In FX space, our end-of year forecasts have a sharp H2 recovery in GBP to 1.54 GBP/USD and 0.7717 EUR/GBP , but we have a strong conviction that any post referendum bounce in GBP will occur from lower levels than at present.
The risk premium for Brexit in the GBP TWI is between 1-7% following GBP's worst performance in six years. Still, we see a non-negligible possibility that GBP hedging flows could drive an even larger between sterling and fair-value in coming months. Midyear targets are set at 1.33 GBP/USD and 0.78 EUR/GBP .
EURGBP has been holding stronger supports at 0.7525 and resistance at 0.7737 at which the price behavior was similar in many times in the past, after taking yesterday's support near moving average, the current prices have jumped well above 21DMA. While, a clear substantiation from other leading indicators which have shown buying sentiments as they converge to the price rallies but beyond 0.7737 would be keenly observed on a closing basis. To justify this outlook huge build ups on rallies is also observed.

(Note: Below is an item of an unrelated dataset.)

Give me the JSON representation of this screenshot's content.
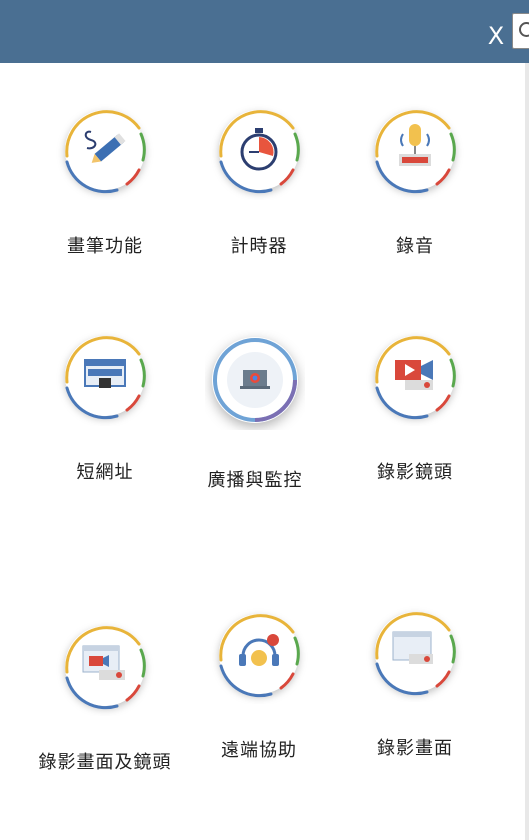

Please be noted that how delta risk reversal numbers are getting higher positive values gradually over long run (flashing at 1.40 for 1 year expiries) along with implied show that hedgers are willing to pay higher prices for these sentiments as the spot FX is also growing aggressively in the money.
Hedging arrangements: EUR/GBP
The sterling seems to take a halt on Brexit and euro on winning streak, the pair is likely to persist its long lasting gaining streaks as per the delta risk reversal computations. So now the pair is making an attempt of recovery a bit as both technical and fundamental indicators are signaling buying sentiments again.
Hence, those who anticipate the underling currency to make a large move higher, then the strategy can be established as follows,
It is better to cover all your shorts and as shown in the diagram purchase 2 lots of call options (one 1M ATM +0.51 delta call, 2M 1% OTM 0.43 delta call) and simultaneously short 1 lot of 3D (0.5%) ITM call with positive thetas in the ratio of 2:1.
The lower strike short calls because it finances the purchase of the greater number of long calls (ATM calls are overpriced, so we chose shorting 1% ITM calls with shorter expiry in order to reduce the hedging cost) and the position is entered for the least cost.
The dollar has to make substantial move on the upside for the gains in long calls to overcome the losses in the short calls as the maximum loss is at the long strike.
Give EURGBP longer time to expiration so as to make a substantial up move but prefer shorter expiries on short side.